SESSION DE 2004-2005

16 DÉCEMBRE 2004


RÉVISION DE LA CONSTITUTION


Projet de texte portant révision du Titre II de la Constitution en vue d'y insérer un article nouveau relatif à l'abolition de la peine de mort


RAPPORT

FAIT AU NOM DE LA COMMISSION DES AFFAIRES INSTITUTIONNELLES PAR M. MOUREAUX


I. PROCÉDURE

Le projet de texte à l'examen, portant insertion d'un article 14bis dans la Constitution, prévoit l'abolition de la peine de mort. Ce projet trouve sa source dans deux propositions que MM. Maingain et Bourgeois ont déposées à la Chambre, respectivement le 25 septembre 2003 et le 3 décembre 2003, en vue de la révision de l'article 14 de la Constitution (cf. doc. Chambre, nºs 51 226/1-8 et 51 541/1-2). La commission de Révision de la Constitution et de la Réforme des Institutions de la Chambre des représentants a examiné les deux propositions conjointement, celle de M. Maingain servant de texte de base, et en a fait ce qui est devenu le projet à l'examen. Dans l'exposé introductif qui suit, la vice-première ministre et ministre de la Justice résume le déroulement de la discussion de ces propositions.

Le 25 mars 2004, la Chambre a adopté en séance plénière, par 101 voix et 14 abstentions, la proposition visant à insérer un article 14bis dans la Constitution; elle a transmis le projet au Sénat le 30 mars 2004.

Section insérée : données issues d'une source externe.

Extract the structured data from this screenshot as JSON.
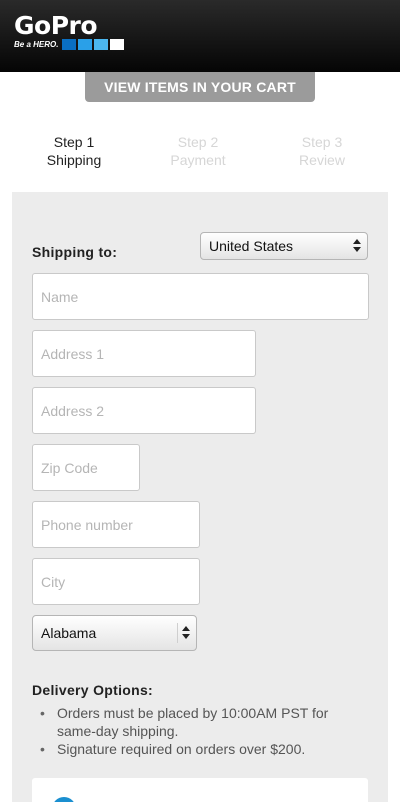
{
  "header": {
    "logo_text": "GoPro",
    "tagline": "Be a HERO.",
    "logo_colors": [
      "#0a6fc2",
      "#2aa0e8",
      "#4cb8f0",
      "#ffffff"
    ]
  },
  "cart_button": {
    "label": "VIEW ITEMS IN YOUR CART"
  },
  "steps": [
    {
      "line1": "Step 1",
      "line2": "Shipping",
      "active": true
    },
    {
      "line1": "Step 2",
      "line2": "Payment",
      "active": false
    },
    {
      "line1": "Step 3",
      "line2": "Review",
      "active": false
    }
  ],
  "shipping": {
    "label": "Shipping to:",
    "country": "United States",
    "fields": {
      "name": "Name",
      "address1": "Address 1",
      "address2": "Address 2",
      "zip": "Zip Code",
      "phone": "Phone number",
      "city": "City"
    },
    "state": "Alabama"
  },
  "delivery": {
    "title": "Delivery Options:",
    "items": [
      "Orders must be placed by 10:00AM PST for same-day shipping.",
      "Signature required on orders over $200."
    ]
  },
  "colors": {
    "header_bg": "#000000",
    "panel_bg": "#ececec",
    "button_bg": "#9b9b9b",
    "accent_blue": "#1a8fd0"
  }
}
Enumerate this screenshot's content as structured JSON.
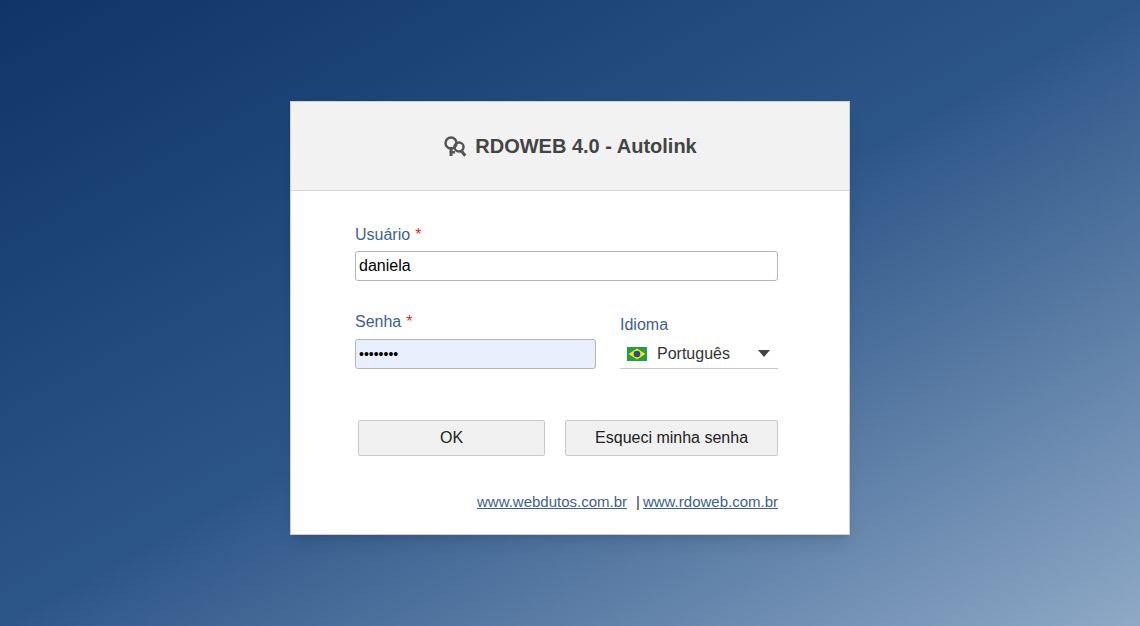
{
  "window": {
    "title": "RDOWEB 4.0 - Autolink"
  },
  "form": {
    "username": {
      "label": "Usuário",
      "required_mark": "*",
      "value": "daniela"
    },
    "password": {
      "label": "Senha",
      "required_mark": "*",
      "value": "••••••••",
      "autofilled": true
    },
    "language": {
      "label": "Idioma",
      "value": "Português"
    }
  },
  "buttons": [
    "OK",
    "Esqueci minha senha"
  ],
  "links": {
    "items": [
      "www.webdutos.com.br",
      "www.rdoweb.com.br"
    ],
    "separator": "|"
  }
}
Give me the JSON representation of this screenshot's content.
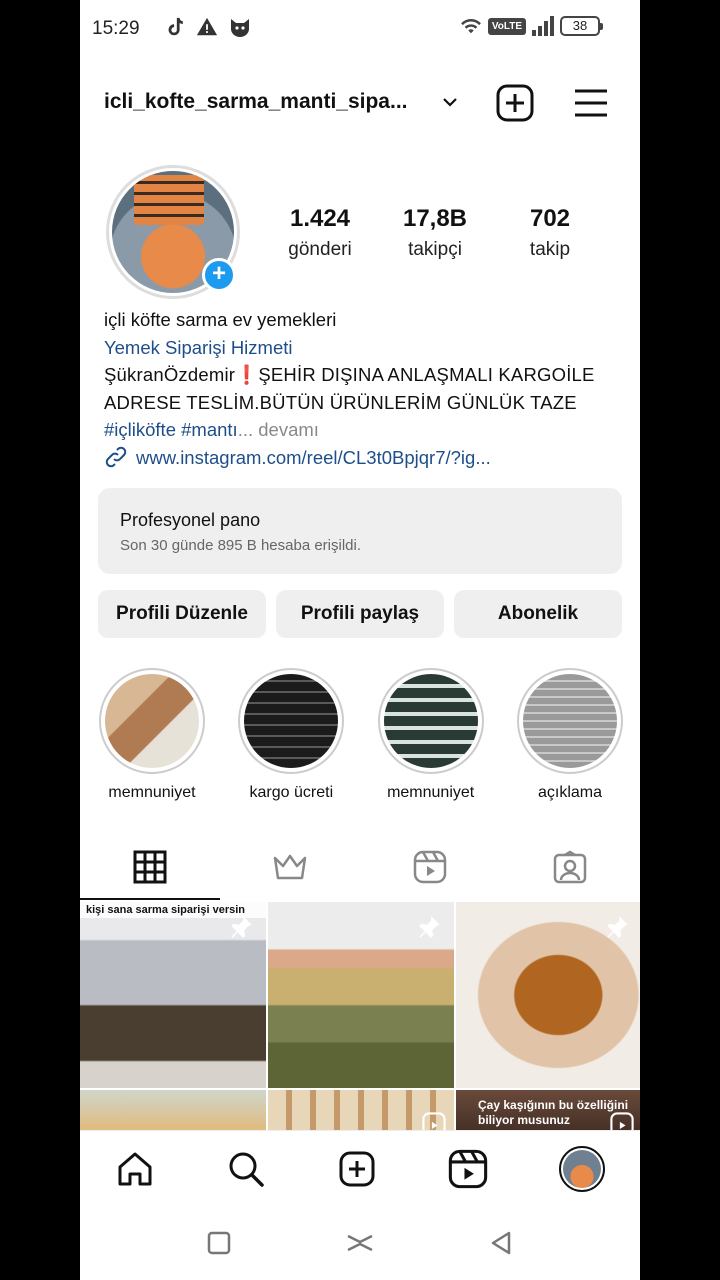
{
  "status_bar": {
    "time": "15:29",
    "network_label": "VoLTE",
    "battery": "38",
    "icons_left": [
      "tiktok-icon",
      "warning-icon",
      "cat-icon"
    ],
    "icons_right": [
      "wifi-icon",
      "volte-icon",
      "signal-icon",
      "battery-icon"
    ]
  },
  "header": {
    "username": "icli_kofte_sarma_manti_sipa...",
    "icons": [
      "chevron-down-icon",
      "create-post-icon",
      "menu-icon"
    ]
  },
  "stats": [
    {
      "value": "1.424",
      "label": "gönderi"
    },
    {
      "value": "17,8B",
      "label": "takipçi"
    },
    {
      "value": "702",
      "label": "takip"
    }
  ],
  "bio": {
    "name": "içli köfte sarma ev yemekleri",
    "category": "Yemek Siparişi Hizmeti",
    "line1": "ŞükranÖzdemir❗ŞEHİR DIŞINA ANLAŞMALI KARGOİLE",
    "line2": "ADRESE TESLİM.BÜTÜN ÜRÜNLERİM GÜNLÜK TAZE",
    "hashtags": "#içliköfte #mantı",
    "more": "... devamı",
    "link": "www.instagram.com/reel/CL3t0Bpjqr7/?ig..."
  },
  "professional": {
    "title": "Profesyonel pano",
    "subtitle": "Son 30 günde 895 B hesaba erişildi."
  },
  "buttons": {
    "edit": "Profili Düzenle",
    "share": "Profili paylaş",
    "subscribe": "Abonelik"
  },
  "highlights": [
    {
      "label": "memnuniyet",
      "color": "#b98a66"
    },
    {
      "label": "kargo ücreti",
      "color": "#1b1b1b"
    },
    {
      "label": "memnuniyet",
      "color": "#2a3a34"
    },
    {
      "label": "açıklama",
      "color": "#9a9a9a"
    }
  ],
  "tabs": [
    "grid-icon",
    "crown-icon",
    "reels-icon",
    "tagged-icon"
  ],
  "grid": {
    "cell1_caption": "kişi sana sarma siparişi versin",
    "cell6_caption": "Çay kaşığının bu özelliğini biliyor musunuz"
  },
  "bottom_nav": [
    "home-icon",
    "search-icon",
    "add-icon",
    "reels-icon",
    "profile-avatar"
  ],
  "system_nav": [
    "recents-icon",
    "home-gesture-icon",
    "back-icon"
  ],
  "colors": {
    "accent_blue": "#1d9bf0",
    "link_blue": "#1e4e8a"
  }
}
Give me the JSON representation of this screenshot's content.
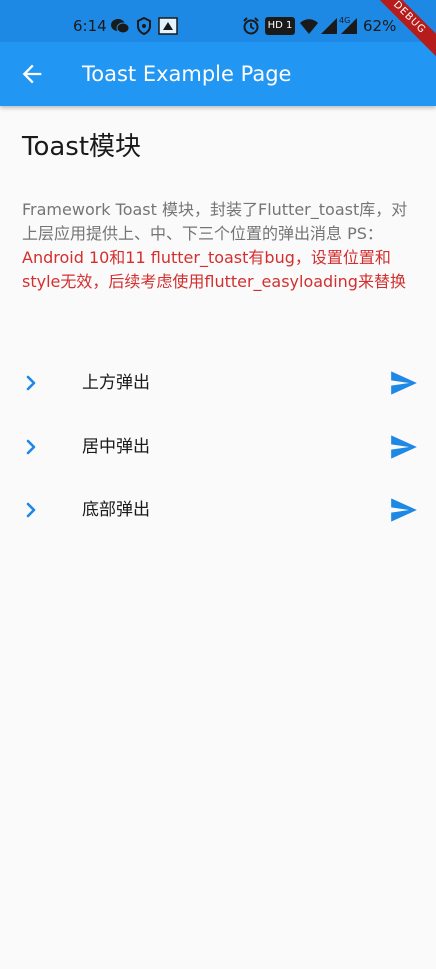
{
  "status_bar": {
    "time": "6:14",
    "network_badge": "HD 1",
    "signal_label": "4G",
    "battery": "62%"
  },
  "debug_banner": "DEBUG",
  "app_bar": {
    "title": "Toast Example Page",
    "back_icon": "arrow-back-icon"
  },
  "page": {
    "heading": "Toast模块",
    "description": "Framework Toast 模块，封装了Flutter_toast库，对上层应用提供上、中、下三个位置的弹出消息  PS：",
    "description_note": "Android 10和11 flutter_toast有bug，设置位置和style无效，后续考虑使用flutter_easyloading来替换",
    "items": [
      {
        "label": "上方弹出"
      },
      {
        "label": "居中弹出"
      },
      {
        "label": "底部弹出"
      }
    ]
  },
  "colors": {
    "primary": "#2196f3",
    "status_bar": "#1e88e5",
    "accent_icon": "#1e88e5",
    "note_red": "#d32f2f",
    "description_gray": "#757575",
    "background": "#fafafa"
  }
}
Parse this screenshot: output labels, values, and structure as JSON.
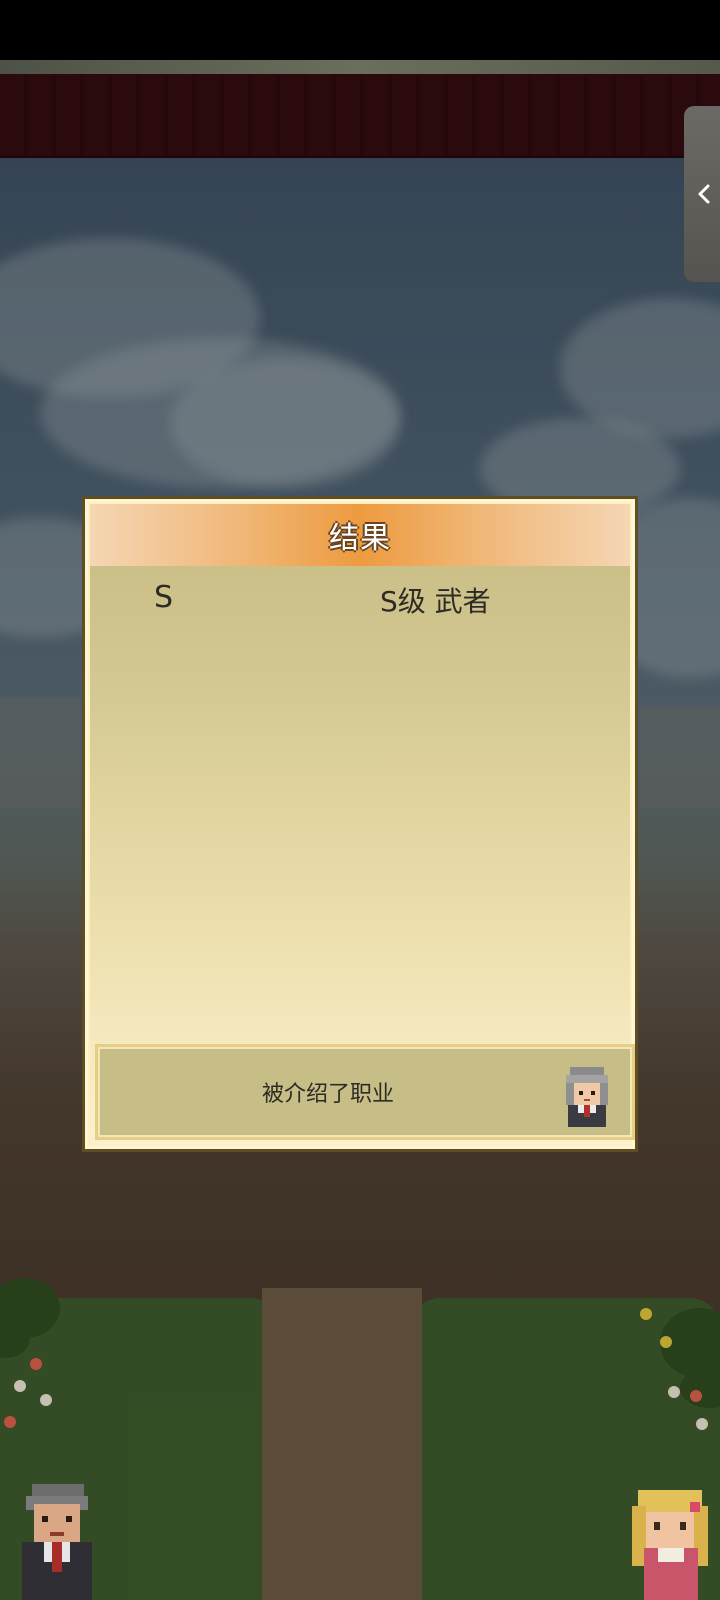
{
  "result_panel": {
    "title": "结果",
    "grade": "S",
    "job": "S级 武者",
    "message": "被介绍了职业"
  },
  "icons": {
    "side_tab": "chevron-left-icon",
    "advisor": "advisor-portrait",
    "villager_left": "elder-villager-sprite",
    "villager_right": "blonde-villager-sprite"
  },
  "colors": {
    "header_accent": "#ed9b3f",
    "panel_bg": "#ecdfac",
    "maroon_bar": "#2a0a0d"
  }
}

La commission des Affaires institutionnelles du Sénat a examiné le projet au cours de sa réunion du 16 décembre 2004, en présence de Mme Onkelinx, vice-première ministre et ministre de la Justice.

II. EXPOSÉ INTRODUCTIF DE MME LAURETTE ONKELINX, VICE-PREMIÈRE MINISTRE ET MINISTRE DE LA JUSTICE

La déclaration de révision de la Constitution, publiée au Moniteur belge du 10 avril 2003, prévoyait la révision « du titre II de la Constitution en vue d'y insérer un article nouveau relatif à l'abolition de la peine de mort ».

Deux propositions de révision de l'article 14 de la Constitution ont dès lors été déposées à la Chambre des représentants les 25 septembre et 3 décembre 2003 et ont abouti au texte aujourd'hui en discussion devant cette commission.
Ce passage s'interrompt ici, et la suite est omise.